Orang Karon, Mare dan Aifat menggunakan bahasa Maybrat yang terbagi ke dalam beberapa aksen atau dialek (tone). Mereka hidup dalam suatu hamparan wilayah yang sama, termasuk juga orang Ayamaru, Moi, kemudian Arfak. Kondisi alam dan iklimnya pun tidaklah berbeda. Kalau kita bagian dari ketiga kelompok ini dan kita pergi dari wilayah Karon, di Kampung Senopi, kita akan berjalan kaki hingga tiba di Mare, kampung Seya atau Ases dan kemudian kita sampai ke Yamko (Yarat, Man, Konja), Kokas, Mosun, Ayawasi, Kmurkek dan seterusnya sebagaimana aspal jalan Transnasional Papua Barat saat ini mengikutinya. Di setiap kampung kita dapat bermalam bahkan tinggal untuk beberapa hari sebab orang di wilayah ini memiliki satu bahasa pengantar (lingua franca) untuk komunikasi, lebih jauh lagi mereka menghidupi kebudayaan yang sama. Semakin ke dalam lagi mereka diikat dengan ikatan kekerabatan berdasarkan perkawinan dan hubungan darah dan dusun yang sama. Hubungan yang terikat kuat itu menemukan titik temunya pada transaksi kain timur [4] yang ikut memainkan peran dalam tukar menukar barang dan manusia. Orang Aifat dapat berjalan kaki mencari kain hingga ke wilayah orang Karon bahkan ke wilayah penduduk Arfak. Jalur kain dan manusia ini semakin mempermudah kita untuk menemukan hubungan kekerabatan yang kerap kali ditunjukkan dengan perkelahian, kecemburuan, cinta, benci, hingga perasaan dendam. Sebab hubungan mereka telah lama hidup. Hubungannya di sebelah timur dengan penduduk suku Mpur dan Meakh Arfak, di sebelah selatan penduduk Moskona dan Arfak, di sebelah barat dengan penduduk Ayamaru yang masih tergolong ke dalam satu kebudayaan.

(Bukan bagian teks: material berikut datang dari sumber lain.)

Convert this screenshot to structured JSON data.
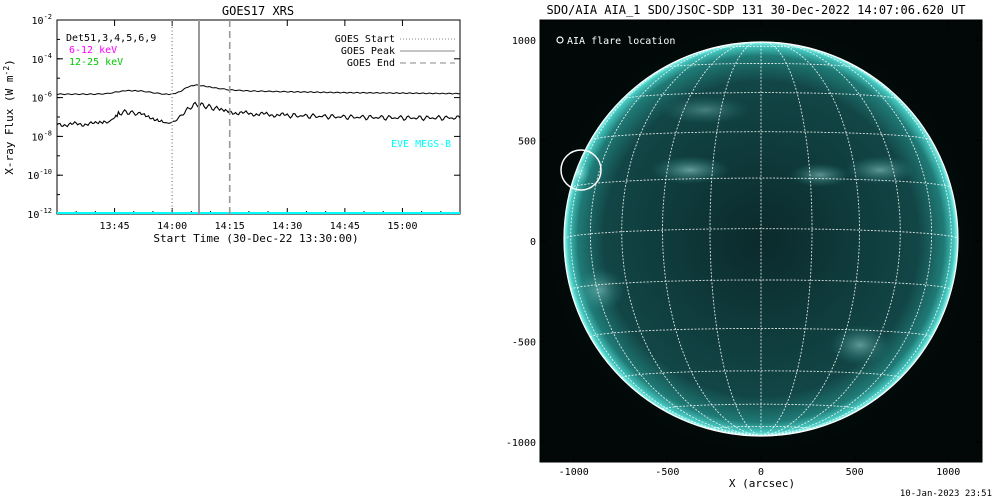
{
  "left_chart": {
    "title": "GOES17 XRS",
    "ylabel": "X-ray Flux (W m",
    "ylabel_sup": "-2",
    "ylabel_close": ")",
    "xlabel": "Start Time (30-Dec-22 13:30:00)",
    "ytick_base": "10",
    "y_exponents": [
      "-12",
      "-10",
      "-8",
      "-6",
      "-4",
      "-2"
    ],
    "xticks": [
      "13:45",
      "14:00",
      "14:15",
      "14:30",
      "14:45",
      "15:00"
    ],
    "detector_label": "Det51,3,4,5,6,9",
    "energy_labels": [
      {
        "text": "6-12 keV",
        "color": "#ff00ff"
      },
      {
        "text": "12-25 keV",
        "color": "#00c800"
      }
    ],
    "legend": [
      "GOES Start",
      "GOES Peak",
      "GOES End"
    ],
    "eve_label": "EVE MEGS-B",
    "eve_color": "#00ffff",
    "markers": {
      "start": "14:00",
      "peak": "14:07",
      "end": "14:15"
    }
  },
  "chart_data": [
    {
      "type": "line",
      "title": "GOES17 XRS",
      "xlabel": "Start Time (30-Dec-22 13:30:00)",
      "ylabel": "X-ray Flux (W m^-2)",
      "yscale": "log",
      "ylim": [
        1e-12,
        0.01
      ],
      "xlim": [
        "13:30",
        "15:15"
      ],
      "series": [
        {
          "name": "",
          "x": [
            "13:30",
            "13:40",
            "13:43",
            "13:46",
            "13:48",
            "13:52",
            "13:55",
            "13:58",
            "14:00",
            "14:02",
            "14:04",
            "14:06",
            "14:08",
            "14:12",
            "14:15",
            "14:20",
            "14:30",
            "14:45",
            "15:00",
            "15:15"
          ],
          "values": [
            1.5e-06,
            1.5e-06,
            1.6e-06,
            2e-06,
            2.3e-06,
            2.2e-06,
            1.8e-06,
            1.5e-06,
            1.5e-06,
            2e-06,
            3.5e-06,
            4.5e-06,
            4e-06,
            3e-06,
            2.5e-06,
            2.2e-06,
            2e-06,
            1.8e-06,
            1.7e-06,
            1.6e-06
          ]
        },
        {
          "name": "",
          "x": [
            "13:30",
            "13:40",
            "13:43",
            "13:45",
            "13:46",
            "13:48",
            "13:52",
            "13:55",
            "13:58",
            "14:00",
            "14:02",
            "14:04",
            "14:06",
            "14:08",
            "14:12",
            "14:15",
            "14:20",
            "14:30",
            "14:45",
            "15:00",
            "15:15"
          ],
          "values": [
            4e-08,
            4.5e-08,
            5e-08,
            9e-08,
            1.6e-07,
            1.8e-07,
            1.4e-07,
            7e-08,
            5e-08,
            5e-08,
            1e-07,
            2.5e-07,
            4.5e-07,
            4e-07,
            2.5e-07,
            1.8e-07,
            1.5e-07,
            1.2e-07,
            1e-07,
            9e-08,
            9e-08
          ]
        },
        {
          "name": "EVE MEGS-B",
          "x": [
            "13:30",
            "15:15"
          ],
          "values": [
            1e-12,
            1e-12
          ]
        }
      ],
      "vlines": [
        {
          "name": "GOES Start",
          "x": "14:00",
          "style": "dotted"
        },
        {
          "name": "GOES Peak",
          "x": "14:07",
          "style": "solid"
        },
        {
          "name": "GOES End",
          "x": "14:15",
          "style": "dashed"
        }
      ]
    },
    {
      "type": "image",
      "title": "SDO/AIA AIA_1 SDO/JSOC-SDP 131 30-Dec-2022 14:07:06.620 UT",
      "xlabel": "X (arcsec)",
      "ylabel": "",
      "xlim": [
        -1180,
        1180
      ],
      "ylim": [
        -1100,
        1100
      ],
      "xticks": [
        "-1000",
        "-500",
        "0",
        "500",
        "1000"
      ],
      "yticks": [
        "-1000",
        "-500",
        "0",
        "500",
        "1000"
      ],
      "grid": true,
      "flare_location": {
        "x": -900,
        "y": 350,
        "radius": 100
      }
    }
  ],
  "right_image": {
    "title": "SDO/AIA AIA_1 SDO/JSOC-SDP 131 30-Dec-2022 14:07:06.620 UT",
    "xlabel": "X (arcsec)",
    "xticks": [
      "-1000",
      "-500",
      "0",
      "500",
      "1000"
    ],
    "yticks": [
      "1000",
      "500",
      "0",
      "-500",
      "-1000"
    ],
    "legend": "AIA flare location",
    "disk_color": "#0e3c3c",
    "limb_color": "#5fe0d8",
    "grid_color": "#ffffff"
  },
  "footer_date": "10-Jan-2023 23:51"
}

Kain timur juga dipakai oleh orang Imyan (Tehit) di Teminabuan, kemudian suku Moi di Sorong.
Baca juga: Bagian IV Hysteresis Dan Degradasi Moral Dalam Hidup Masyarakat Karon, Mare, dan Aifat
Menoleh ke belakang, wilayah dan manusia Papua pada masa lampau sudah banyak sekali dikisahkan dalam berbagai publikasi penelitian. Khusus bagi manusia dan kebudayaan, misalnya sebagaimana Jan Boelaars menulis, ia membagi Tanah Papua dengan kebudayaannya ke dalam beberapa bagian yaitu budaya meramu dan bertani (Boelaars, 1986). Dua kebudayaan ini menggambarkan implikasi dari lingkungan dan manusia yang saling mempengaruhi, manusia hidup menyesuaikan diri dengan lingkungannya. Selain itu, oleh Aditjondro disebut bahwa secara umum terdapat empat tipe wilayah (geografis), meliputi pegunungan, lembah, rawa dan pesisir (Aditjondro, 2000, hal. 63-97). Lebih lanjut Koentjaraningrat mengusulkan kajian kebudayaan perlu didasarkan pada tujuh unsur budaya(Koentjaraningrat, 2009, hal. 165) [1], secara khusus untuk Papua, George J. Aditjondro dan Koentjaraningrat menguraikan apa yang disebutnya tipologi kebudayaan,[2] sebagai berikut:
- Bahasa
- Ekosistem
- Aspek-aspek kebudayaan kebendaan (material culture) yang utama, yang terdiri dari:
a. Pola pangan pokok
b. Pola percaharian pokok
c. Pola sandang
d. Pola pemukiman
e. Pola teknologi angkutan
- Pola kepemimpinan
- Intensitas/lama/corak kontak dengan dunia luar
- Agama
Secara antropologi-ekologi, Aditjondro juga kemudian memilah ekosistem Papua ke dalam dua belas bagian [3], yaitu: Kebudayaan penduduk di pulau-pulau dan pesisir Teluk Cenderawasih; Kebudayaan penduduk pulau pulau Raja Ampat; Kebudayaan penduduk pesisir Pantai Utara; Kebudayaan penduduk kawasan pedalaman sungai-sungai Mamberamo-Rouffaer, Idenburg; kebudayaan penduduk kawasan Teluk Bintuni, Fak-Fak, dan Kaimana; Kebudayaan penduduk kawasan dataran rendah (sekitar Danau Sentani hingga perbatasan Papua Barat Papua Nuguini); Kebudayaan penduduk punggung pegunungan Jayawijaya, pegunungan Arfak, dan kawasan danau-danau Ayamaru (Kepala Burung); Kebudayaan penduduk kaki selatan pegunungan Jayawiaya; Kebudayaan penduduk daerah sungai-sungai dan rawa-rawa di bagian selatan Papua Barat; Kebudayaan penduduk di daerah sabana di bagian selatan; Kebudayaan penduduk asli yang menyelinap di lokasi-lokasi transmigrasi; dan yang terakhir Kebudayaan penduduk Papua Barat yang menjadi migran di kota-kota pantai.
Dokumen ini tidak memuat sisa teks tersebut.